Though the unified log addresses the data workflow management problem, this only gets us halfway to a full solution. The unified log provides a way of making data produced by any given squad accessible to the rest. However, it doesn’t solve the second problem that each individual squad wants the freedom (autonomy) to change the structure of data produced to reflect any changes they’re making to the product or user experience in pursuit of their goal. With a potentially large number of other squads that rely on that data, changing the data structure is going to break any downstream analyses those squads are using.
Schema versioning and schema registries are the key innovation here. By providing a formal framework for squads that produce data to alter the structure of their data over time by publishing new schemas that are accessible by anyone who uses that data, each squad can make any changes while data consumers can track those changes and use the schemas to correctly read them. In the Snowplow ecosystem, schema versioning is done according to
schema-ver and we use Iglu to provide each Snowplow user with their own schema registry.
A schema is a definition for a particular type of data that defines how that data is structured.
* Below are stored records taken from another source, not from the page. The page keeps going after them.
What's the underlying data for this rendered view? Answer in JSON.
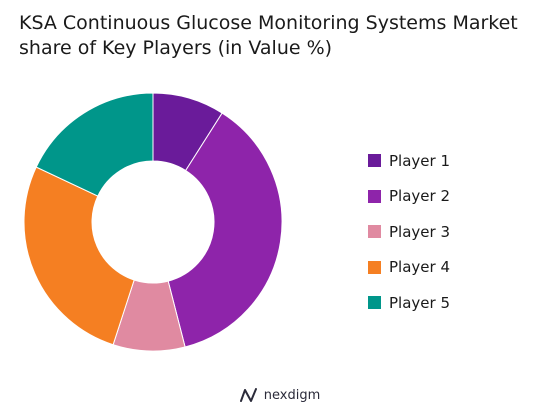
{
  "chart_data": {
    "type": "pie",
    "title_lines": [
      "KSA Continuous Glucose Monitoring Systems Market",
      "share of Key Players (in Value %)"
    ],
    "series": [
      {
        "name": "Player 1",
        "value": 9,
        "color": "#6a1b9a"
      },
      {
        "name": "Player 2",
        "value": 37,
        "color": "#8e24aa"
      },
      {
        "name": "Player 3",
        "value": 9,
        "color": "#e08aa1"
      },
      {
        "name": "Player 4",
        "value": 27,
        "color": "#f57f22"
      },
      {
        "name": "Player 5",
        "value": 18,
        "color": "#00968a"
      }
    ],
    "legend_placement": "right",
    "donut": true
  },
  "branding": {
    "logo_text": "nexdigm",
    "logo_icon": "nexdigm-n-icon"
  }
}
In a unified log setup, schemas function as contracts between the squads that produce the data and those that consume; as long as the squads that consume the data do so with reference to the schema, the data should be structure the way the consumer expects and can therefore be successfully processed. This makes building data consuming processes that correctly read the data possible, regardless of any changes made by other squads. Versioning schemas allows for squads to change the way they produce data, down to the fundamental structure, over time as their needs evolve. If other teams need to work with that data, they can use the schemas to understand how the data is structured and how it has changed so they can easily work with it to build insight.
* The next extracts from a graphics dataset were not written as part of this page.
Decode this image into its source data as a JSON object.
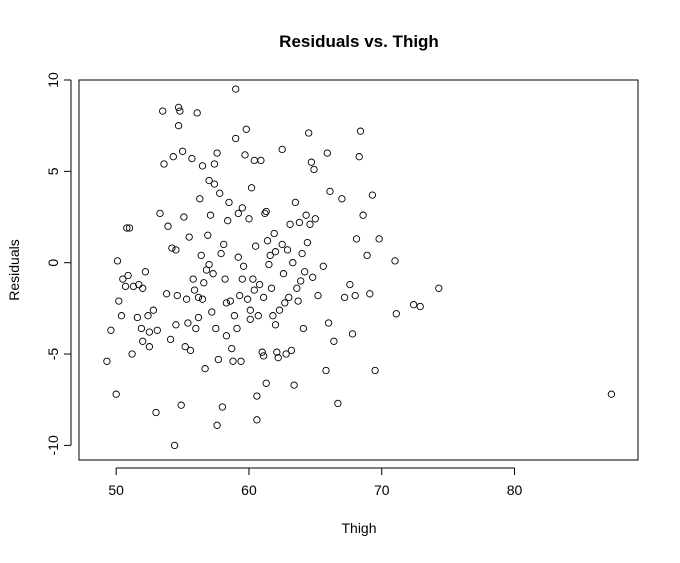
{
  "chart_data": {
    "type": "scatter",
    "title": "Residuals vs. Thigh",
    "xlabel": "Thigh",
    "ylabel": "Residuals",
    "xlim": [
      47.2,
      89.3
    ],
    "ylim": [
      -10.8,
      10.0
    ],
    "x_ticks": [
      50,
      60,
      70,
      80
    ],
    "y_ticks": [
      -10,
      -5,
      0,
      5,
      10
    ],
    "x_tick_labels": [
      "50",
      "60",
      "70",
      "80"
    ],
    "y_tick_labels": [
      "-10",
      "-5",
      "0",
      "5",
      "10"
    ],
    "grid": false,
    "legend": "none",
    "marker": "open-circle",
    "points": [
      [
        49.3,
        -5.4
      ],
      [
        49.6,
        -3.7
      ],
      [
        50.0,
        -7.2
      ],
      [
        50.1,
        0.1
      ],
      [
        50.2,
        -2.1
      ],
      [
        50.4,
        -2.9
      ],
      [
        50.5,
        -0.9
      ],
      [
        50.7,
        -1.3
      ],
      [
        50.8,
        1.9
      ],
      [
        50.9,
        -0.7
      ],
      [
        51.0,
        1.9
      ],
      [
        51.2,
        -5.0
      ],
      [
        51.3,
        -1.3
      ],
      [
        51.6,
        -3.0
      ],
      [
        51.7,
        -1.2
      ],
      [
        51.9,
        -3.6
      ],
      [
        52.0,
        -4.3
      ],
      [
        52.0,
        -1.4
      ],
      [
        52.2,
        -0.5
      ],
      [
        52.4,
        -2.9
      ],
      [
        52.5,
        -4.6
      ],
      [
        52.5,
        -3.8
      ],
      [
        52.8,
        -2.6
      ],
      [
        53.0,
        -8.2
      ],
      [
        53.1,
        -3.7
      ],
      [
        53.3,
        2.7
      ],
      [
        53.5,
        8.3
      ],
      [
        53.6,
        5.4
      ],
      [
        53.8,
        -1.7
      ],
      [
        53.9,
        2.0
      ],
      [
        54.1,
        -4.2
      ],
      [
        54.2,
        0.8
      ],
      [
        54.3,
        5.8
      ],
      [
        54.4,
        -10.0
      ],
      [
        54.5,
        0.7
      ],
      [
        54.5,
        -3.4
      ],
      [
        54.6,
        -1.8
      ],
      [
        54.7,
        7.5
      ],
      [
        54.7,
        8.5
      ],
      [
        54.8,
        8.3
      ],
      [
        54.9,
        -7.8
      ],
      [
        55.0,
        6.1
      ],
      [
        55.1,
        2.5
      ],
      [
        55.2,
        -4.6
      ],
      [
        55.3,
        -2.0
      ],
      [
        55.4,
        -3.3
      ],
      [
        55.5,
        1.4
      ],
      [
        55.6,
        -4.8
      ],
      [
        55.7,
        5.7
      ],
      [
        55.8,
        -0.9
      ],
      [
        55.9,
        -1.5
      ],
      [
        56.0,
        -3.6
      ],
      [
        56.1,
        8.2
      ],
      [
        56.2,
        -1.9
      ],
      [
        56.2,
        -3.0
      ],
      [
        56.3,
        3.5
      ],
      [
        56.4,
        0.4
      ],
      [
        56.5,
        5.3
      ],
      [
        56.5,
        -2.0
      ],
      [
        56.6,
        -1.1
      ],
      [
        56.7,
        -5.8
      ],
      [
        56.8,
        -0.4
      ],
      [
        56.9,
        1.5
      ],
      [
        57.0,
        4.5
      ],
      [
        57.0,
        -0.1
      ],
      [
        57.1,
        2.6
      ],
      [
        57.2,
        -2.7
      ],
      [
        57.3,
        -0.6
      ],
      [
        57.4,
        4.3
      ],
      [
        57.4,
        5.4
      ],
      [
        57.5,
        -3.6
      ],
      [
        57.6,
        6.0
      ],
      [
        57.6,
        -8.9
      ],
      [
        57.7,
        -5.3
      ],
      [
        57.8,
        3.8
      ],
      [
        57.9,
        0.5
      ],
      [
        58.0,
        -7.9
      ],
      [
        58.1,
        1.0
      ],
      [
        58.2,
        -0.9
      ],
      [
        58.3,
        -2.2
      ],
      [
        58.3,
        -4.0
      ],
      [
        58.4,
        2.3
      ],
      [
        58.5,
        3.3
      ],
      [
        58.6,
        -2.1
      ],
      [
        58.7,
        -4.7
      ],
      [
        58.8,
        -5.4
      ],
      [
        58.9,
        -2.9
      ],
      [
        59.0,
        6.8
      ],
      [
        59.0,
        9.5
      ],
      [
        59.1,
        -3.6
      ],
      [
        59.2,
        2.7
      ],
      [
        59.2,
        0.3
      ],
      [
        59.3,
        -1.8
      ],
      [
        59.4,
        -5.4
      ],
      [
        59.5,
        3.0
      ],
      [
        59.5,
        -0.9
      ],
      [
        59.6,
        -0.2
      ],
      [
        59.7,
        5.9
      ],
      [
        59.8,
        7.3
      ],
      [
        59.9,
        -2.0
      ],
      [
        60.0,
        2.4
      ],
      [
        60.1,
        -2.6
      ],
      [
        60.1,
        -3.1
      ],
      [
        60.2,
        4.1
      ],
      [
        60.3,
        -0.9
      ],
      [
        60.4,
        -1.5
      ],
      [
        60.4,
        5.6
      ],
      [
        60.5,
        0.9
      ],
      [
        60.6,
        -7.3
      ],
      [
        60.6,
        -8.6
      ],
      [
        60.7,
        -2.9
      ],
      [
        60.8,
        -1.2
      ],
      [
        60.9,
        5.6
      ],
      [
        61.0,
        -4.9
      ],
      [
        61.1,
        -5.1
      ],
      [
        61.1,
        -1.9
      ],
      [
        61.2,
        2.7
      ],
      [
        61.3,
        2.8
      ],
      [
        61.3,
        -6.6
      ],
      [
        61.4,
        1.2
      ],
      [
        61.5,
        -0.1
      ],
      [
        61.6,
        0.4
      ],
      [
        61.7,
        -1.4
      ],
      [
        61.8,
        -2.9
      ],
      [
        61.9,
        1.6
      ],
      [
        62.0,
        0.6
      ],
      [
        62.0,
        -3.4
      ],
      [
        62.1,
        -4.9
      ],
      [
        62.2,
        -5.2
      ],
      [
        62.3,
        -2.6
      ],
      [
        62.5,
        1.0
      ],
      [
        62.5,
        6.2
      ],
      [
        62.6,
        -0.6
      ],
      [
        62.7,
        -2.2
      ],
      [
        62.8,
        -5.0
      ],
      [
        62.9,
        0.7
      ],
      [
        63.0,
        -1.9
      ],
      [
        63.1,
        2.1
      ],
      [
        63.2,
        -4.8
      ],
      [
        63.3,
        0.0
      ],
      [
        63.4,
        -6.7
      ],
      [
        63.5,
        3.3
      ],
      [
        63.6,
        -1.4
      ],
      [
        63.7,
        -2.1
      ],
      [
        63.8,
        2.2
      ],
      [
        63.9,
        -1.0
      ],
      [
        64.0,
        0.5
      ],
      [
        64.1,
        -3.6
      ],
      [
        64.2,
        -0.5
      ],
      [
        64.3,
        2.6
      ],
      [
        64.4,
        1.1
      ],
      [
        64.5,
        7.1
      ],
      [
        64.6,
        2.1
      ],
      [
        64.7,
        5.5
      ],
      [
        64.8,
        -0.8
      ],
      [
        64.9,
        5.1
      ],
      [
        65.0,
        2.4
      ],
      [
        65.2,
        -1.8
      ],
      [
        65.6,
        -0.2
      ],
      [
        65.8,
        -5.9
      ],
      [
        65.9,
        6.0
      ],
      [
        66.0,
        -3.3
      ],
      [
        66.1,
        3.9
      ],
      [
        66.4,
        -4.3
      ],
      [
        66.7,
        -7.7
      ],
      [
        67.0,
        3.5
      ],
      [
        67.2,
        -1.9
      ],
      [
        67.6,
        -1.2
      ],
      [
        67.8,
        -3.9
      ],
      [
        68.0,
        -1.8
      ],
      [
        68.1,
        1.3
      ],
      [
        68.3,
        5.8
      ],
      [
        68.4,
        7.2
      ],
      [
        68.6,
        2.6
      ],
      [
        68.9,
        0.4
      ],
      [
        69.1,
        -1.7
      ],
      [
        69.3,
        3.7
      ],
      [
        69.5,
        -5.9
      ],
      [
        69.8,
        1.3
      ],
      [
        71.0,
        0.1
      ],
      [
        71.1,
        -2.8
      ],
      [
        72.4,
        -2.3
      ],
      [
        72.9,
        -2.4
      ],
      [
        74.3,
        -1.4
      ],
      [
        87.3,
        -7.2
      ]
    ]
  }
}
Using schemas provides a way to give data producers the flexibility to keep rapidly evolving their data structures, ensuring their autonomy, while simultaneously empowering all other squads with the information required to use that data. Schemas are an essential element of making a unified log architecture function optimally, but they’re not the only component.
In a world with multiple different events and entities being tracked and consumed by different squads, and in which the structure of those different entities can change over time, it’s important that it’s clear what each event and entity actually is in order for it to be processed using the correct schema definition. With Snowplow, all data is “self-describing,” meaning the correct schema, including which version, is attached to the data. Being self-describing makes it straightforward to have multiple versions of your events and entities tracked and processed at the same time, giving every squad more flexibility and autonomy.
The rise of the squad model has driven a big shift in the way product teams are organized and operated, particularly within larger organizations.
Organizing people into autonomous, self-directing teams is not enough, however. It is important that the technical architecture, including the data architecture, mirrors and facilitates how squads are organized and the way they work. Snowplow is architected to do exactly that: the powerful combination of the unified log, schema versioning, and self-describing data make it possible for individual squads to move fast and change the data they produce, all the while enabling other squads to access and successfully use it so they can be data-driven in their decision making.